You were so drunk last night you thought you force pushed the automatic door open.
When the phrase "Wow your huge" came out of her mouth I knew it was gonna be a good night.
so stoned i ashed in my jack and coke like 4 times. drinking it anyway
Dude manswers just said that a guy can only cum up to eight times in one day. I'm gonna prove that show wrong.
ha well at least you have goals.
i would have smoked before this dance, how ever i have surgery Monday and I looked up weed and anesthesia and fatalities was mentioned, so i decided that it would be a bad idea
probs a good idea
i like the whole idea of life and being alive
you sure you're not high?
I feel like vodka or no vodka, you'd still be trying to button your cat into your comforter
Woke up this morning to my mom on the phone with my dad saying, "It's probably just your prostate." Reasons to move out. Go.
I asked you if you were ok and you said "dude I'm fine, I'm in the recovery position"
My brother just put in eyedrops to talk to my mom on the phone
Puked up what appears to be battery acid next to the treadmill. Everyone noticed.
All inclusive resorts are actually just places that livers go to die.
that bad?
u-n-l-i-m-i-t-e-d. f-r-e-e. t-e-q-u-i-l-a.
Felt so good this afternoon, figured I wouldn't have a comedown. Wrong.
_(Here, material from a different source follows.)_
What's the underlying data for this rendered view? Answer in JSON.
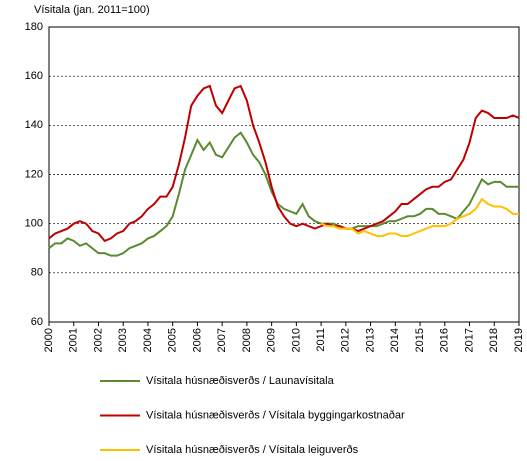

Just realized I've been staring at a wall for 40 minutes contemplating the color yellow.
Ugh, once again I had to block the view of him peeing off the hotel bar balcony, I earned those free drinks!
I went next door to get a can opener from them. They opened the door shirtless, asked me if I wanted to a smoke a joint with them. Then decided to make blueberry smoothies. But the yogurt in the blender & the berries, got confused when the berries blended into the yogurt and just kept adding more. Only stopped when we ran out of berries.
The bartender remember my drink from last sat. I think we just became drocals...drunk. locals.